Gerek çeşitli adlar altındaki Türk devrinde, gerekse Osmanlılar döneminde Kale, şehrin daima en önemli savunma ve yönetim yeri olma özelliğini sürdürmüştür.

Ancak yeni ve yakınçağlarda kalelerin, savunmaya yönelik olarak önemlerini yitirmeleriyle kentlerin ortalarında, tarihte yaşanmış pek çok olayın sessiz tanığı rolüne büründükleri görülmektedir. Bayburt Kalesi’de bugün, kentin ortasında adeta geçmişine özlem duyarak yeni restorasyon çalışmaları ile çinilerine ve görkemli bir şekilde ışıklandırılmasıyla şehre başka bir değer kazandırmaktadır.

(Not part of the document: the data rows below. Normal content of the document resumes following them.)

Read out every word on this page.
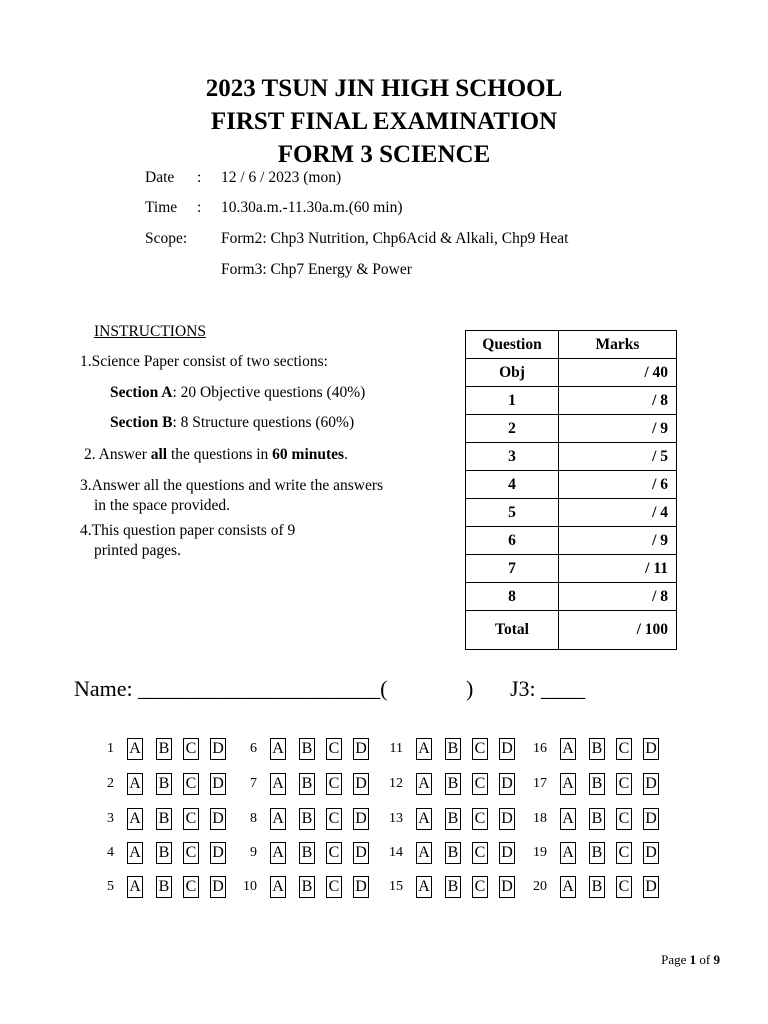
2023 TSUN JIN HIGH SCHOOL
FIRST FINAL EXAMINATION
FORM 3 SCIENCE
Date : 12 / 6 / 2023 (mon)
Time : 10.30a.m.-11.30a.m.(60 min)
Scope: Form2: Chp3 Nutrition, Chp6Acid & Alkali, Chp9 Heat
Form3: Chp7 Energy & Power
INSTRUCTIONS
1.Science Paper consist of two sections:
Section A: 20 Objective questions (40%)
Section B: 8 Structure questions (60%)
2. Answer all the questions in 60 minutes.
3.Answer all the questions and write the answers
in the space provided.
4.This question paper consists of 9
printed pages.
Question	Marks
Obj	/ 40
1	/ 8
2	/ 9
3	/ 5
4	/ 6
5	/ 4
6	/ 9
7	/ 11
8	/ 8
Total	/ 100
Name: ______________________(	) J3: ____
1 A B C D	6 A B C D	11 A B C D	16 A B C D
2 A B C D	7 A B C D	12 A B C D	17 A B C D
3 A B C D	8 A B C D	13 A B C D	18 A B C D
4 A B C D	9 A B C D	14 A B C D	19 A B C D
5 A B C D	10 A B C D	15 A B C D	20 A B C D
Page 1 of 9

Bayburt'ta henüz gün yeni kararmıştı, oysa ışıklar raks ediyordu, kale bütün ihtişamıyla kendisine bana da yer verin diyordu, Bayburtluyu kucaklıyor, şehrin bütün görkemini o güzelim çoruhla kuşatıyor işte benim diyor; Bayburt'umu bir çoşkuya davet ediyordu. Bayburt Valiliğinin getirdiği bu güzel buluşma Kalenin tarihi zirvesindeki dalgalanan Bayrakla, Dede korkut'u bir arada buluşturdu. Dede Korkut meşalesini kaleden yaktı gücünü ondan aldı, dalgalanan bu Bayrak onun bedeni, ordaki topluluk onun ruhuydu, birlik ve beraberlik meşalesi ondan ilham aldı. Artık biz bir bütünüz dediler hep birlikte daha münevver bir Bayburt için Elele verdiler takı uzaklardan geldiler gurbet demediler. Onları bir araya getiren sevdaları var dı . Memleket sevdası, Bayburt hasretiydi. Bu güzel buluşmanın mutluluğunu kalenin ışıklandırılması daha da güç verdi, çoşkuya renk katıyor, yıldızlar hep parlıyordu, çoruhun ışıltısı gülümsüyor, Şehit Osman, İmaret tepesi, Duduzardan Bey Böyrek el sallıyordu bende buradayım diyordu.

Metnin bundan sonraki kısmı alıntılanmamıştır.